Lost in Translation

Frédéric Emprou


The term “translation” comes specifically from geometry and designates the action of carrying from one place to another or moving something or someone. In 3D vocabulary it is used to indicate the movement of an object parallel to an axis. It can also be a linguistic false friend, between French, Spanish and English, of the word “translation.”

The result of a meeting between artists from Nantes and Asturias, the exhibition Traslaciones aims to explore different dimensions of this expression. The idea of ​​translation can thus be interpreted through temporal, geographical or mental data. Traslaciones experiments, in the rooms of LABoral Centro de Arte y Creación Industrial and the Centro de Cultura Antiguo Instituto, based on the works of Neal Beggs, Regina Dejiménez, Bevis Martin, Charlie Youle and Fran Meana, the ambiguities of that movement and of that look. Translations tries to formulate, in sliding mode, correspondences between a memory and a context. The city of Gijón, its political, economic and labor history, its oceanic inscription and its relief form the support and backdrop of this research2.

The exhibition, which brings together very different plastic entities, adopts the profiles of practices that have in common a certain relationship with the fragment and the flow. Neal Beggs links travel with cartography, musical capture, the place of transformation linked to an environment and the traditional white cube of an exhibition. In the work of Regina Dejiménez, the interest in the natural element, and also in science, is improvised as alchemy and a change in the state of matter. The ceramics of Bevis Martin and Charlie Youle remain in a game of confusion between Euclidean perspectives and art historical references. And Fran Meana, for her part, uses here the literary story of anticipation as a pretext to create a sound work that carries visual evocations.

Piracy or hybrid projections, these nomadic iconography that distill the true and the false can be related to mapping or navigation, as understood in the sphere of new technologies. The works created for Traslaciones combine modes of production and manufacturing techniques and also experience dialogues between raw forms and modeling programs. A mix between folk and hardware, antique and high tech, the four artists’ productions, created during their production residency, use both 3D printing and the concept of replica. Translations, as a way of questioning current interferences supported by new communication and information engineering, opts for logic that mutates and derails in its own and figurative sense3.

Behind this notion of gap that is apprehended by a physical and material procedure, lies the idea of ​​analogies and narratives without endings or beginnings, so that anamorphosis serves as the optical key to the exhibition. These mixed temporalities that inhabit the artisanal museum objects revisited by the Martin and Youle tandem can be linked to the relationship that Neal Beggs established between the Spanish War and the pop song, for example. The installation and vocal device of Fran Meana and the confusion caused by a monologue coming from nowhere, can be related to the scenography made by Regina Dejiménez in which symbologies and a reading that borders on spiritualism are elaborated.

A traveling machine in all its forms, classically identified with distant space and the long-distance journey, displacement was for a long time related to a generator of potential stories fluctuating between fantasy and authenticity, daydreams and truths. As a counterpoint, as an invented exile, Traslaciones is presented as an allegory of this time in which it seems that distances are shrinking and time is flattening.

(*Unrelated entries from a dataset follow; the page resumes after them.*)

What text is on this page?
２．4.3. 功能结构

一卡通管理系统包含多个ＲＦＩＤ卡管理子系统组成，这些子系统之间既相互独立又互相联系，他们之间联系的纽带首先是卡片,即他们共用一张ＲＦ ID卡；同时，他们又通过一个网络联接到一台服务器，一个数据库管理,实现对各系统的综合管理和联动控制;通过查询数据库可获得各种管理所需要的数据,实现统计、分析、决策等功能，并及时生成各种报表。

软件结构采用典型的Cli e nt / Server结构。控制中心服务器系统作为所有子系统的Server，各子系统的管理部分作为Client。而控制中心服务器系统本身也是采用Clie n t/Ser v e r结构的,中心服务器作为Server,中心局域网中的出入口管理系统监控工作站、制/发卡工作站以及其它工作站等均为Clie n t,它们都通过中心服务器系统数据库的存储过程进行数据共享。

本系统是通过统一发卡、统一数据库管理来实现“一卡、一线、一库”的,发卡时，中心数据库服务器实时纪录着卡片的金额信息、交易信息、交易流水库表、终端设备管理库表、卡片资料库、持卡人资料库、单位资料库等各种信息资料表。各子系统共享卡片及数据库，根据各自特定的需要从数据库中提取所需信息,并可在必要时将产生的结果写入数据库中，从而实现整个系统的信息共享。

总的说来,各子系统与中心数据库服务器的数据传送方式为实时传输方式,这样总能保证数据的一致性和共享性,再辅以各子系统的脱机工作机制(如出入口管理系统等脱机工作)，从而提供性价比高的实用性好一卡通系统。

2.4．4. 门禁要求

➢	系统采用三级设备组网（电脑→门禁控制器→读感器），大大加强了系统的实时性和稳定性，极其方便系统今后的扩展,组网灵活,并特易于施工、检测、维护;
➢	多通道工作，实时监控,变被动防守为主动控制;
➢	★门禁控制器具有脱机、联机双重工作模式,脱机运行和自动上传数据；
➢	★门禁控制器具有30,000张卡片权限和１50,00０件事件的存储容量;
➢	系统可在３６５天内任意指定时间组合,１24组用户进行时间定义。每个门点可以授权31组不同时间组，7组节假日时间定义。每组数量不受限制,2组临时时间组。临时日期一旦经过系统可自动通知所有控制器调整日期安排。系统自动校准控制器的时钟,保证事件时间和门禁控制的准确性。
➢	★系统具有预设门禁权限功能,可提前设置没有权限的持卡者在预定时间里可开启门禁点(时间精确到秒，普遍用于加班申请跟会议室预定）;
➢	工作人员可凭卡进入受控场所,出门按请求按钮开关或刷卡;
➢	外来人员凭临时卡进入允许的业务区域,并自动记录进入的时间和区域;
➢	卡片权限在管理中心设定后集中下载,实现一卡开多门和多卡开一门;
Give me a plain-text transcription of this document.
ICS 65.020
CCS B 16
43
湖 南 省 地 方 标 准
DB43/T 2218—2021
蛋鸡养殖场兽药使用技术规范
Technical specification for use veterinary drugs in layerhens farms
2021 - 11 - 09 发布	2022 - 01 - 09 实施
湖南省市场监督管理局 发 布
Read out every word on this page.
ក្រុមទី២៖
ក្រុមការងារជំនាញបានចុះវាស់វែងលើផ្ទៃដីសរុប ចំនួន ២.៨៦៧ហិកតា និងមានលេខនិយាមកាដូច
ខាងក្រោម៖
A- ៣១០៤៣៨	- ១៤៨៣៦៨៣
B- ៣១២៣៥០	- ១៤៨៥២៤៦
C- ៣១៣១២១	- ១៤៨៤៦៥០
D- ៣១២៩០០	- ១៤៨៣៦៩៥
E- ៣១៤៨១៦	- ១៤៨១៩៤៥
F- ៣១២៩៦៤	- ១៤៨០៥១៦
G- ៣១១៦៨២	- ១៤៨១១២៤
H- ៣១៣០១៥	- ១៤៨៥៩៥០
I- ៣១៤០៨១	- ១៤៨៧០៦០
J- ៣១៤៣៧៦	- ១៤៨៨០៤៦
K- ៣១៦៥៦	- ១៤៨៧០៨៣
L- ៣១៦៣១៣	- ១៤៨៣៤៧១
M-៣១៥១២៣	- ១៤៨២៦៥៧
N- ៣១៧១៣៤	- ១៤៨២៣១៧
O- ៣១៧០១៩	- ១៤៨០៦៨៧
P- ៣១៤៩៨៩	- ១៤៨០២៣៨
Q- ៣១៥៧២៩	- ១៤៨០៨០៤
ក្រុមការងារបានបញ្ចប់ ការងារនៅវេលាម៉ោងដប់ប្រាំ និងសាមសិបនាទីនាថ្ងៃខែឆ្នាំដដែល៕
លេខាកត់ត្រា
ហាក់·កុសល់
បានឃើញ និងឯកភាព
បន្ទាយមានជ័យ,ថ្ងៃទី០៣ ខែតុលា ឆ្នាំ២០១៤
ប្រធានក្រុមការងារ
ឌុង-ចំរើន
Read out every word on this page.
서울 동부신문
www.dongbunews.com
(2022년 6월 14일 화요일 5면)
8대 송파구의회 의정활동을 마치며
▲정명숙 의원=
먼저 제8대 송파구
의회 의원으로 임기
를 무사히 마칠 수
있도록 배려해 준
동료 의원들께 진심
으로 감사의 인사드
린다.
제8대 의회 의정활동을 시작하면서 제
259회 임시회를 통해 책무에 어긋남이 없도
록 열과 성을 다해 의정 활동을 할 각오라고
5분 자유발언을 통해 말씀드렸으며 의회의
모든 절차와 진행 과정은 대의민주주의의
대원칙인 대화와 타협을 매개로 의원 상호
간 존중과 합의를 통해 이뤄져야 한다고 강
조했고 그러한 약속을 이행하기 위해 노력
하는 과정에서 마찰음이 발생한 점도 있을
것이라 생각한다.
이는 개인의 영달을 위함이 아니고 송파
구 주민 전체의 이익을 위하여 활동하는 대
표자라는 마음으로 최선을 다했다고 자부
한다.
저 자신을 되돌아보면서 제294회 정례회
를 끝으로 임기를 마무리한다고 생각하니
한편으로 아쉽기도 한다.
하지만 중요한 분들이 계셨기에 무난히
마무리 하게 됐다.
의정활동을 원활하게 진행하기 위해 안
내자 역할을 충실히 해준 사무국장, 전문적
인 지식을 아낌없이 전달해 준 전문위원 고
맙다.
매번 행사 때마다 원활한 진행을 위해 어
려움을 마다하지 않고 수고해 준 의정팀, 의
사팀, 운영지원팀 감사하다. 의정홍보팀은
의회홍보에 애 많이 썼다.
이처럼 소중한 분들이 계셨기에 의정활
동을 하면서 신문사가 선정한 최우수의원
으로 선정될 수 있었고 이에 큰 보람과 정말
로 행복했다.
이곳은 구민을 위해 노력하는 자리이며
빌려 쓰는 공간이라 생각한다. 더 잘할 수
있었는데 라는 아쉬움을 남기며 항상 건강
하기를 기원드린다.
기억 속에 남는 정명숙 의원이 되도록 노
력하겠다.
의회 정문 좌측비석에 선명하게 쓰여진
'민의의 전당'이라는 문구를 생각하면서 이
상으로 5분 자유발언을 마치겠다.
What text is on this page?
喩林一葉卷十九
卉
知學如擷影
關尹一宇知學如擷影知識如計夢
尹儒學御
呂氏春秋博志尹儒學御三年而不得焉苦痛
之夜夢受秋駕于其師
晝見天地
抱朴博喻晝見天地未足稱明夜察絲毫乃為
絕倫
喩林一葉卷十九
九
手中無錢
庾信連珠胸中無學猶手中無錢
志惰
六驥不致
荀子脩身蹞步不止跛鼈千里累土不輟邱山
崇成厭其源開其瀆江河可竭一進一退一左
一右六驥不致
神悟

Promoting movements in parallel, interpreting and justifying a cultural history, are the horizons that the exhibition activates, creating fictions from different realities. The works of Neal Beggs, Regina Dejiménez, Bevis Martin, Charlie Youle and Fran Meana, prioritizing the virtual and trompe l’oeil, talk about the world by showing the viewer types of broken perceptions.

TransfersIt claims, to the extent of a possible contemporary dimension, the loss of reference points and definition as would be done with an improbable representation or geometry. The exhibition aims, therefore, for the visitor to become the passenger of this kind of iconoclastic pop science fiction: with a schizophrenic sensation that seems to suggest that time moves without having changed location.


1. Novalis, Le brouillon général, Allia, Paris 2000.

2. «… what you were going to see on your trips is that the world is interpreting for the cinema, it does it constantly, and television is that, the interpretation for the cinema of the entire world; So traveling is going to see “what moment in the history of the media” the city, a specific city, belongs to. Gilles Deleuze, Lettre à Serge Daney, optimism, pessimisme et voyage, in Pourparlers, les éditions de Minuit, 1990.

3. “But to be able to see in order to show, you have to find angles of view, experiment, move the admitted limits, move observation through space and time.” Marc Augé, L’art du décalage, in Multitudes Web, June 2007.